Sentira-se destroçado, desorientado, sem saber o que dizer e fazer. Não imaginara, nunca, que o Inspector - que em tão má hora logo ali aparecera, coisas do destino! — pudesse descobrir como, e tão rapidamente, o caso se passara.
Baixara a cabeça, desalentado, numa evidente confissão de culpa…
Seguiram-se os intermináveis dias de cárcere, aguardando o julgamento, com toda aquela dolorosa expectativa que o roía por dentro, o mortificava, aquela agonia que o subjugava' numa ânsia atroz.
E agora…
…vinte anos! Tanto tempo!
E os dias longos, longos, longos... E aquele arrependimento, aquele remorso que já o dominava, a lembrança do mundo exterior, a família… A FAMÍLIA…
Vinte anos! E a pena ainda só começava a ser cumprida!
Vinte anos… Cumpri-la-ia? Não endoideceria antes? Não morreria? Conseguiria aguentar tão grande e difícil provação? E que homem seria, o que lhe restaria para viver e como, depois de tudo isto?
Aniquilado, a cabeça baixou-lhe, como naquele outro momento crítico, enquanto as lágrimas começavam a correr-lhe e, de novo, soava bem alto dentro de si: o crime não compensa…

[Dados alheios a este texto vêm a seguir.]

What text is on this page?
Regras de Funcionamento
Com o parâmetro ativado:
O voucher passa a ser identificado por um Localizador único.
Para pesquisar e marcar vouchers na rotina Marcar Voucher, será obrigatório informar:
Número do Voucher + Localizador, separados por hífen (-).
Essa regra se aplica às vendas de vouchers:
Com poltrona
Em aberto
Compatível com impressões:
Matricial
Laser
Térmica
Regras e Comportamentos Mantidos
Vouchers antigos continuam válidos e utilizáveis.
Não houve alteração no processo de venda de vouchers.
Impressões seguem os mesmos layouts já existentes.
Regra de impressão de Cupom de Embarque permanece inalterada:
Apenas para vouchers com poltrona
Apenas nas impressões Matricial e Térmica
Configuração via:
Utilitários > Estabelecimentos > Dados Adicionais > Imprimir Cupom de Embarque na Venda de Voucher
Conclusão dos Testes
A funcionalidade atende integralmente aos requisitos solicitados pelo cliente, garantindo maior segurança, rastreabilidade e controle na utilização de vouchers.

O CRIME NÃO COMPENSA… O CRIME NÃO COMPENSA...

Comentário
O autor do presente conto, Domingos Cabral, o Zé dos Anzóis ou Inspector Aranha não é um contista; o seu talento sobejamente demonstrado, reflecte-se na actividade de solucionista policiário, modalidade em que é um interventor consagrado, um campeão nacional com uma sala recheada de prémios e títulos. Dele conhecemos, temos essa honra, reconhecidos méritos, um homem de recursos extraordinários. Quis ser seccionista e dirige presentemente a sua quarta secção o Correio Policial no semanário regional Correio do Ribatejo; quis escrever um enigma policiário e ei-lo publicado no Público Policiário, género-tipo criptograma, a atrapalhar muitos concorrentes para encontrar a solução… a mais recente obra, — diz-se — é que é um avô babado!